À quoi bon parler de la bataille à une mère suffoquée par sa douleur, et qui n'entend rien d'autre que sa peine ? Il la comprend mais il ne peut admettre une telle soumission à sa souffrance, une telle complaisance à soi, et aussi une si grande indifférence au monde qui continue sa route malgré la mort.

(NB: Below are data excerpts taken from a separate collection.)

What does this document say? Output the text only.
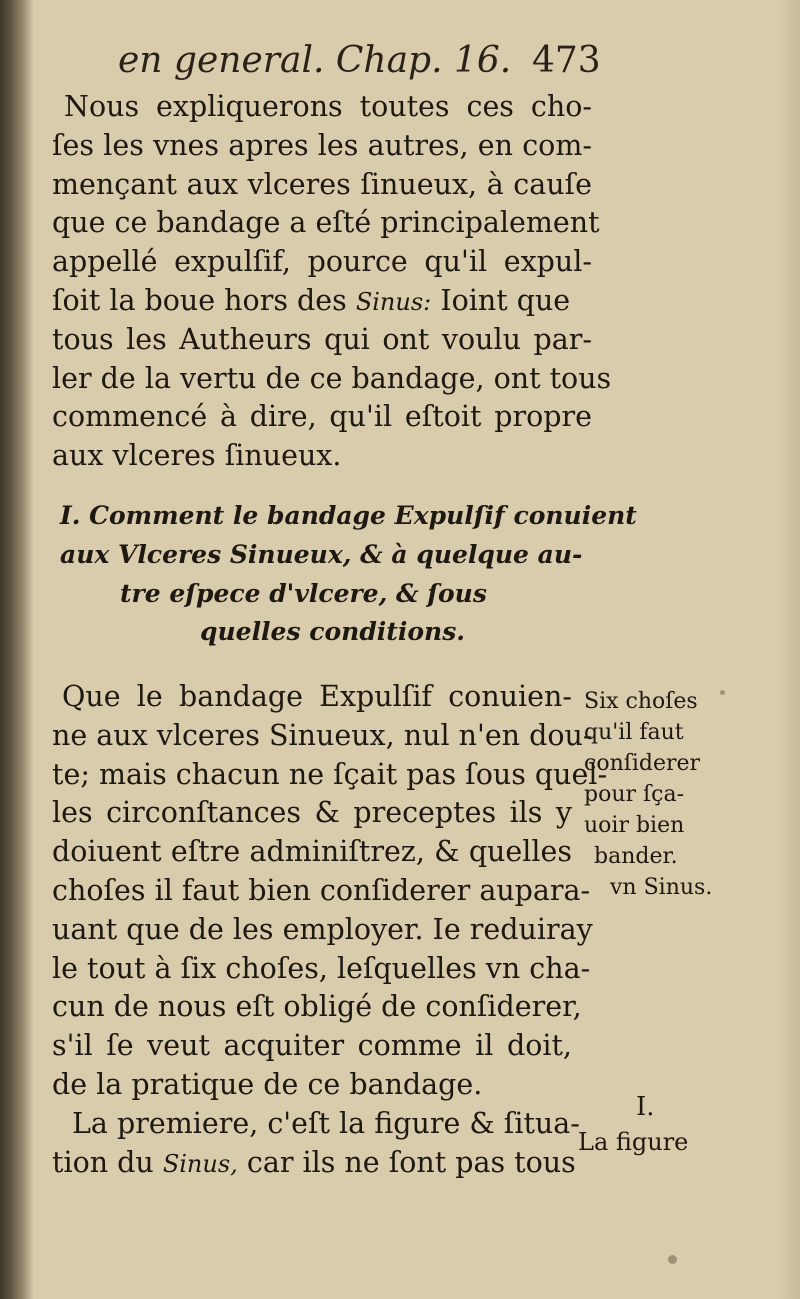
en general. Chap. 16. 473
Nous expliquerons toutes ces cho-
ſes les vnes apres les autres, en com-
mençant aux vlceres ſinueux, à cauſe
que ce bandage a eſté principalement
appellé expulſif, pource qu'il expul-
ſoit la boue hors des Sinus: Ioint que
tous les Autheurs qui ont voulu par-
ler de la vertu de ce bandage, ont tous
commencé à dire, qu'il eſtoit propre
aux vlceres ſinueux.
I. Comment le bandage Expulſif conuient
aux Vlceres Sinueux, & à quelque au-
tre eſpece d'vlcere, & ſous
quelles conditions.
Que le bandage Expulſif conuien-
ne aux vlceres Sinueux, nul n'en dou-
te; mais chacun ne ſçait pas ſous quel-
les circonſtances & preceptes ils y
doiuent eſtre adminiſtrez, & quelles
choſes il faut bien conſiderer aupara-
uant que de les employer. Ie reduiray
le tout à ſix choſes, leſquelles vn cha-
cun de nous eſt obligé de conſiderer,
s'il ſe veut acquiter comme il doit,
de la pratique de ce bandage.
La premiere, c'eſt la figure & ſitua-
tion du Sinus, car ils ne ſont pas tous
Six choſes
qu'il faut
conſiderer
pour ſça-
uoir bien
bander.
vn Sinus.
I.
La figure
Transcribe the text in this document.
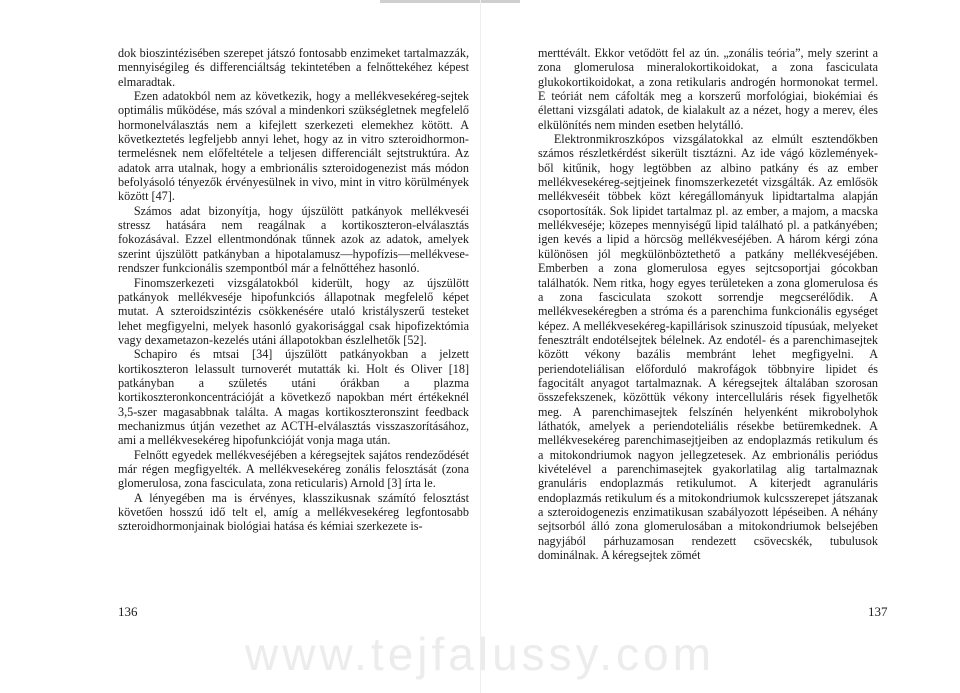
dok bioszintézisében szerepet játszó fontosabb enzimeket tartalmazzák, mennyiségileg és differenciáltság tekintetében a felnőttekéhez képest elmaradtak.

Ezen adatokból nem az következik, hogy a mellékvesekéreg-sejtek optimális működése, más szóval a mindenkori szükségletnek megfelelő hormonelválasztás nem a kifejlett szerkezeti elemekhez kötött. A következtetés legfeljebb annyi lehet, hogy az in vitro szteroidhormon-termelésnek nem előfeltétele a teljesen differenciált sejtstruktúra. Az adatok arra utalnak, hogy a embrionális szteroidogenezist más módon befolyásoló tényezők érvényesülnek in vivo, mint in vitro körülmények között [47].

Számos adat bizonyítja, hogy újszülött patkányok mellékveséi stressz hatására nem reagálnak a kortikoszteron-elválasztás fokozásával. Ezzel ellentmondónak tűnnek azok az adatok, amelyek szerint újszülött patkányban a hipotalamusz—hypofízis—mellékvese-rendszer funkcionális szempontból már a felnőttéhez hasonló.

Finomszerkezeti vizsgálatokból kiderült, hogy az újszülött patkányok mellékveséje hipofunkciós állapotnak megfelelő képet mutat. A szteroidszintézis csökkenésére utaló kristályszerű testeket lehet megfigyelni, melyek hasonló gyakorisággal csak hipofizektómia vagy dexametazon-kezelés utáni állapotokban észlelhetők [52].

Schapiro és mtsai [34] újszülött patkányokban a jelzett kortikoszteron lelassult turnoverét mutatták ki. Holt és Oliver [18] patkányban a születés utáni órákban a plazma kortikoszteronkoncentrációját a következő napokban mért értékeknél 3,5-szer magasabbnak találta. A magas kortikoszteronszint feedback mechanizmus útján vezethet az ACTH-elválasztás visszaszorításához, ami a mellékvesekéreg hipofunkcióját vonja maga után.

Felnőtt egyedek mellékveséjében a kéregsejtek sajátos rendeződését már régen megfigyelték. A mellékvesekéreg zonális felosztását (zona glomerulosa, zona fasciculata, zona reticularis) Arnold [3] írta le.

A lényegében ma is érvényes, klasszikusnak számító felosztást követően hosszú idő telt el, amíg a mellékvesekéreg legfontosabb szteroidhormonjainak biológiai hatása és kémiai szerkezete is-

136

merttévált. Ekkor vetődött fel az ún. „zonális teória”, mely szerint a zona glomerulosa mineralokortikoidokat, a zona fasciculata glukokortikoidokat, a zona retikularis androgén hormonokat termel. E teóriát nem cáfolták meg a korszerű morfológiai, biokémiai és élettani vizsgálati adatok, de kialakult az a nézet, hogy a merev, éles elkülönítés nem minden esetben helytálló.

Elektronmikroszkópos vizsgálatokkal az elmúlt esztendőkben számos részletkérdést sikerült tisztázni. Az ide vágó közlemények-ből kitűnik, hogy legtöbben az albino patkány és az ember mellékvesekéreg-sejtjeinek finomszerkezetét vizsgálták. Az emlősök mellékveséit többek közt kéregállományuk lipidtartalma alapján csoportosíták. Sok lipidet tartalmaz pl. az ember, a majom, a macska mellékveséje; közepes mennyiségű lipid található pl. a patkányében; igen kevés a lipid a hörcsög mellékveséjében. A három kérgi zóna különösen jól megkülönböztethető a patkány mellékveséjében. Emberben a zona glomerulosa egyes sejtcsoportjai gócokban találhatók. Nem ritka, hogy egyes területeken a zona glomerulosa és a zona fasciculata szokott sorrendje megcserélődik. A mellékvesekéregben a stróma és a parenchima funkcionális egységet képez. A mellékvesekéreg-kapillárisok szinuszoid típusúak, melyeket fenesztrált endotélsejtek bélelnek. Az endotél- és a parenchimasejtek között vékony bazális membránt lehet megfigyelni. A periendoteliálisan előforduló makrofágok többnyire lipidet és fagocitált anyagot tartalmaznak. A kéregsejtek általában szorosan összefekszenek, közöttük vékony intercelluláris rések figyelhetők meg. A parenchimasejtek felszínén helyenként mikrobolyhok láthatók, amelyek a periendoteliális résekbe betüremkednek. A mellékvesekéreg parenchimasejtjeiben az endoplazmás retikulum és a mitokondriumok nagyon jellegzetesek. Az embrionális periódus kivételével a parenchimasejtek gyakorlatilag alig tartalmaznak granuláris endoplazmás retikulumot. A kiterjedt agranuláris endoplazmás retikulum és a mitokondriumok kulcsszerepet játszanak a szteroidogenezis enzimatikusan szabályozott lépéseiben. A néhány sejtsorból álló zona glomerulosában a mitokondriumok belsejében nagyjából párhuzamosan rendezett csövecskék, tubulusok dominálnak. A kéregsejtek zömét

137
www.tejfalussy.com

Le vendredi 19 juin, il entre à Tilsit, traverse la ville. Les rues sont droites, larges, pavées de pierres disjointes sur lesquelles les chevaux butent et glissent. Il va jusqu'au bord du Niémen. Un pont brûle encore. Sur la rive droite, des cavaliers cosaques caracolent. Le fleuve est large.
Il se souvient des fleuves d'Italie, de ces ponts de Lodi et d'Arcole qu'il a franchis sous la mitraille. Il est ici au bord de ces eaux bleues qui coulent rapidement et marquent le début de cet autre grand Empire, la Russie.
Il apprend, à son retour à Tilsit, que le prince Lobanov vient d'arriver, porteur de la demande d'armistice que sollicite Bennigsen.
Napoléon veut plus que cela. Il est en position de force.
« La jactance des Russes est à bas, dit-il ; ils s'avouent vaincus ; ils ont été furieusement maltraités. Mes aigles sont arborées sur le Niémen ; l'armée n'a point souffert. »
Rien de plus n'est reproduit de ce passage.